Damit hat er gute Chancen, das Turnier als Torschützenkönig abzuschließen, denn aktuell hat kein anderer Spieler mehr Treffer erzielt. Und die drei weiteren Spieler, die ebenfalls viermal einnetzten - Serhou Guirassy, Angel Di Maria und Marcos Leonardo - sind allesamt bereits ausgeschieden.
Doch wie sieht Garcias Zukunft im Starensemble von Real aus - vor allem dann, wenn Kylian Mbappe wieder bei 100 Prozent ist? Das werden die nächsten Wochen zeigen. Jetzt aber kommt raus: Der Abgang zu seinem anderen Klub war eigentlich schon beschlossene Sache! Der FC Getafe und Real hatten sich dementsprechend bereits geeinigt.

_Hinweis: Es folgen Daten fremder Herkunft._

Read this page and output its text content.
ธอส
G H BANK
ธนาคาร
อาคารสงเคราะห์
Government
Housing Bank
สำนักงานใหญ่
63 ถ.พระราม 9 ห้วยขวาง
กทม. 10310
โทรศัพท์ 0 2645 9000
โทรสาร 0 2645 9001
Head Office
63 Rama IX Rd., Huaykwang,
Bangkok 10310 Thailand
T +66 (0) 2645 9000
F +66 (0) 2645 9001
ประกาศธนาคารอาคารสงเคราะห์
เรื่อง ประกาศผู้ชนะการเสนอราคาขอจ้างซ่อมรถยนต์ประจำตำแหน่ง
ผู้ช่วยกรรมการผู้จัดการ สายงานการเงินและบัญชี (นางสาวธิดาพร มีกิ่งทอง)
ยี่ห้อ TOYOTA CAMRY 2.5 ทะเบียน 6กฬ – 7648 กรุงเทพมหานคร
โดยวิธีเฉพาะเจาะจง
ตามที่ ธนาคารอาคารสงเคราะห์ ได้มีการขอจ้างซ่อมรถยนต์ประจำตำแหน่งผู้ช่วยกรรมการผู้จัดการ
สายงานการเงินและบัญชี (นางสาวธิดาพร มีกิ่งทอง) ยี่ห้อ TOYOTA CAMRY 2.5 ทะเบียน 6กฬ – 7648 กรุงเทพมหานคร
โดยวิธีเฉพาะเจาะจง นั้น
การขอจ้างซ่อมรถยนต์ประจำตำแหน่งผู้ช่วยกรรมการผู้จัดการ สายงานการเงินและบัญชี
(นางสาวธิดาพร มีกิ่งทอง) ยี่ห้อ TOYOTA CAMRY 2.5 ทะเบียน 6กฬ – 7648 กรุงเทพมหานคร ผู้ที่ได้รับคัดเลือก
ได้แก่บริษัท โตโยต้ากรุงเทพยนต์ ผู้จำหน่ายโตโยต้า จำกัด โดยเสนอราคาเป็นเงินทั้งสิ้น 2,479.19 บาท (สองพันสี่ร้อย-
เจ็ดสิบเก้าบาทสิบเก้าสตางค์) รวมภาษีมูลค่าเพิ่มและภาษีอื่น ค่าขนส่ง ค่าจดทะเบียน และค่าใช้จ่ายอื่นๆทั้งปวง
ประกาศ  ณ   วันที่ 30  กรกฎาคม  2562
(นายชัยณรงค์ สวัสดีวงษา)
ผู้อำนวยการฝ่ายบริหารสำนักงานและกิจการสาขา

"Es gab die Zusage, dass er kommen könnte, sofern er nicht bei Real Madrid bleiben sollte. Diese Vereinbarung wurde vor anderthalb Monaten mit Madrid und dem Berater getroffen", bestätigte Getafe-Präsident Angel Torres. Man sei "schon seit zwei Jahren hinter ihm her". Doch dieser Transfer könnte sich jetzt erledigt haben.
"So, wie sich der Junge macht, kann es sein, dass es nicht dazu kommt. Aber im Fußball ist das, was heute schwarz erscheint, morgen weiß. Falls Gonzalito kommt, wäre er eine gute Hilfe", sagte Torres. Angesichts der Entwicklung des 21 Jahre alten Eigengewächses wäre ein Wechsel aber eine große Überraschung.